Prosecutors had taken Au to court for two articles published on his blog Yawning Bread, a week apart from each other in 2013.
The first article, published on Oct 5 last year, referred to two separate constitutional challenges against S377A, which criminalises sex between men. The first challenge was by Mr Tan Eng Hong in 2010 after he was caught with another man in a toilet. The other, by gay couple Gary Lim and Kenneth Chee, was filed three months after Mr Tan was allowed to proceed in 2012.
In his article, Au wrote that "strange calendaring" allowed the couple's case to be heard first - and reach the Court of Appeal earlier - even though Mr Tan's challenge was launched first. Au claimed that Chief Justice Sundaresh Menon wanted to be on the three-judge Court of Appeal panel to hear the constitutional challenge against S377A.

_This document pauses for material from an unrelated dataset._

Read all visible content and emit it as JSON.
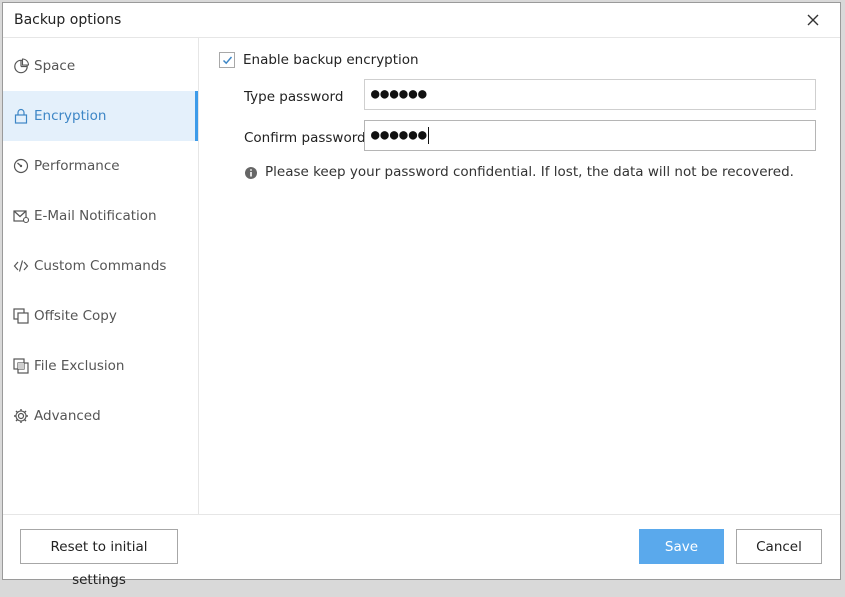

However, he could not do this in the earlier case owing to a conflict of interest, Au wrote, as Mr Menon was the AG when Mr Tan's criminal case was before the courts.

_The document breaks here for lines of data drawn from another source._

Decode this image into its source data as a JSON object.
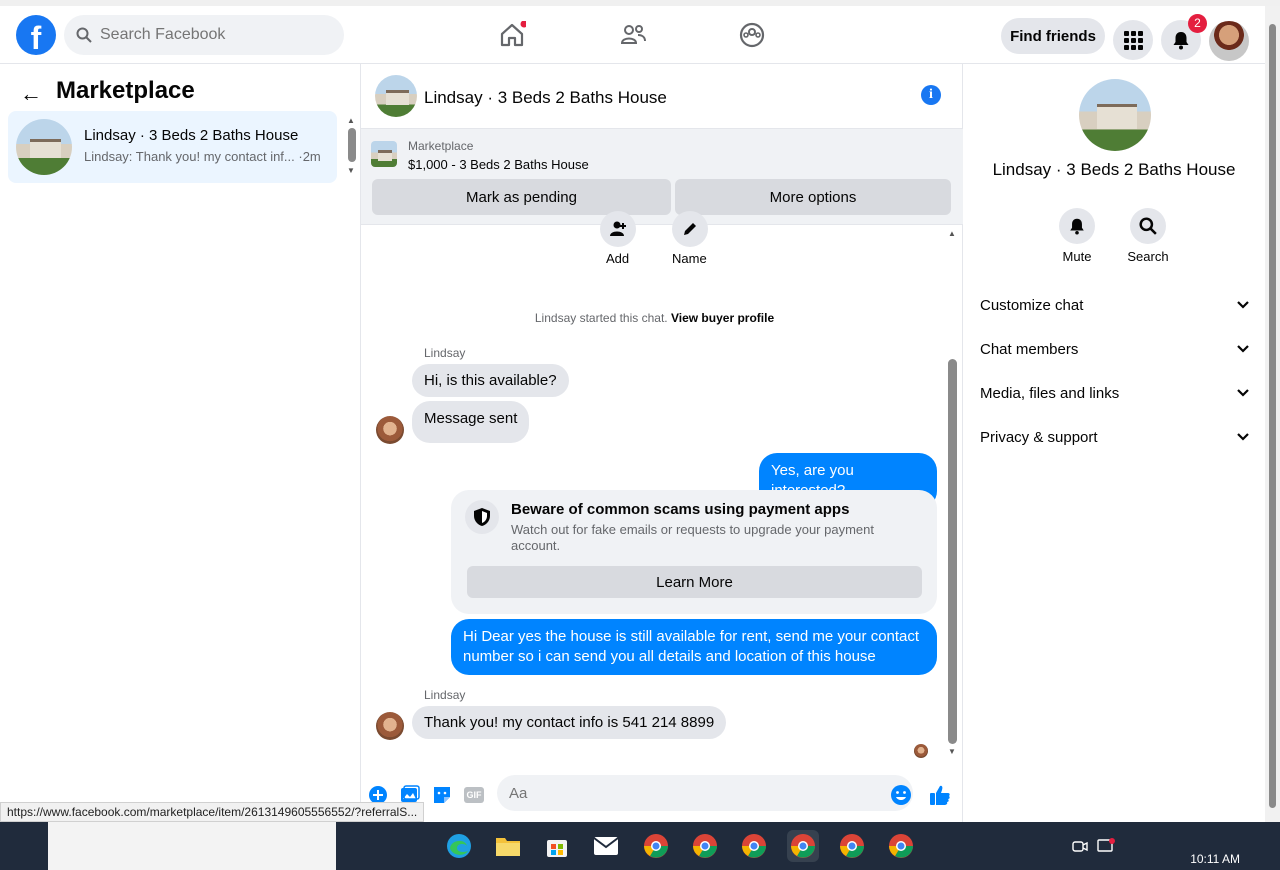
{
  "topbar": {
    "logo": "f",
    "search_placeholder": "Search Facebook",
    "find_friends": "Find friends",
    "notification_count": "2",
    "icons": [
      "home-icon",
      "friends-icon",
      "groups-icon",
      "menu-grid-icon",
      "bell-icon"
    ]
  },
  "left": {
    "title": "Marketplace",
    "conversation": {
      "title": "Lindsay · 3 Beds 2 Baths House",
      "preview": "Lindsay: Thank you! my contact inf... ·2m"
    }
  },
  "chat": {
    "header_title": "Lindsay · 3 Beds 2 Baths House",
    "listing_source": "Marketplace",
    "listing_price": "$1,000 - 3 Beds 2 Baths House",
    "mark_pending": "Mark as pending",
    "more_options": "More options",
    "add_label": "Add",
    "name_label": "Name",
    "system_prefix": "Lindsay started this chat.",
    "system_link": "View buyer profile",
    "sender": "Lindsay",
    "msg1": "Hi, is this available?",
    "msg2": "Message sent",
    "msg3": "Yes, are you interested?",
    "warning_title": "Beware of common scams using payment apps",
    "warning_text": "Watch out for fake emails or requests to upgrade your payment account.",
    "learn_more": "Learn More",
    "msg4": "Hi Dear yes the house is still available for rent, send me your contact number so i can send you all details and location of this house",
    "sender2": "Lindsay",
    "msg5": "Thank you! my contact info is 541 214 8899",
    "composer_placeholder": "Aa",
    "gif_label": "GIF"
  },
  "right": {
    "title": "Lindsay · 3 Beds 2 Baths House",
    "mute": "Mute",
    "search": "Search",
    "sections": [
      "Customize chat",
      "Chat members",
      "Media, files and links",
      "Privacy & support"
    ]
  },
  "status_url": "https://www.facebook.com/marketplace/item/2613149605556552/?referralS...",
  "taskbar": {
    "time": "10:11 AM"
  },
  "colors": {
    "brand": "#1877f2",
    "outgoing_bubble": "#0084ff",
    "badge": "#e41e3f"
  }
}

The relevant statements in the first article "crossed the legal boundary and constitute scandalising contempt", said Justice Ang.
The second article referred to legal proceedings brought by a former employee of department store Robinsons, who claimed he was harassed into resigning because he is gay. Au, 61, wrote on his blog that he did not have high hopes for the case as his confidence in the judiciary was "as limp as a flag on a windless day".
Senior State Counsel Tai Wei Shyong argued that Au was implying that the judiciary was biased against homosexuality issues.
But Justice Ang found Au's criticism in the second article was not "tantamount to an attack on the Singapore judiciary's competence or an allegation of bias on the part of the Singapore judiciary against homosexuals".
The judge called for further submissions from Au's lawyers Peter Low and Choo Zheng Xi as well as Senior State Counsel Tai before deciding on the appropriate penalty for Au.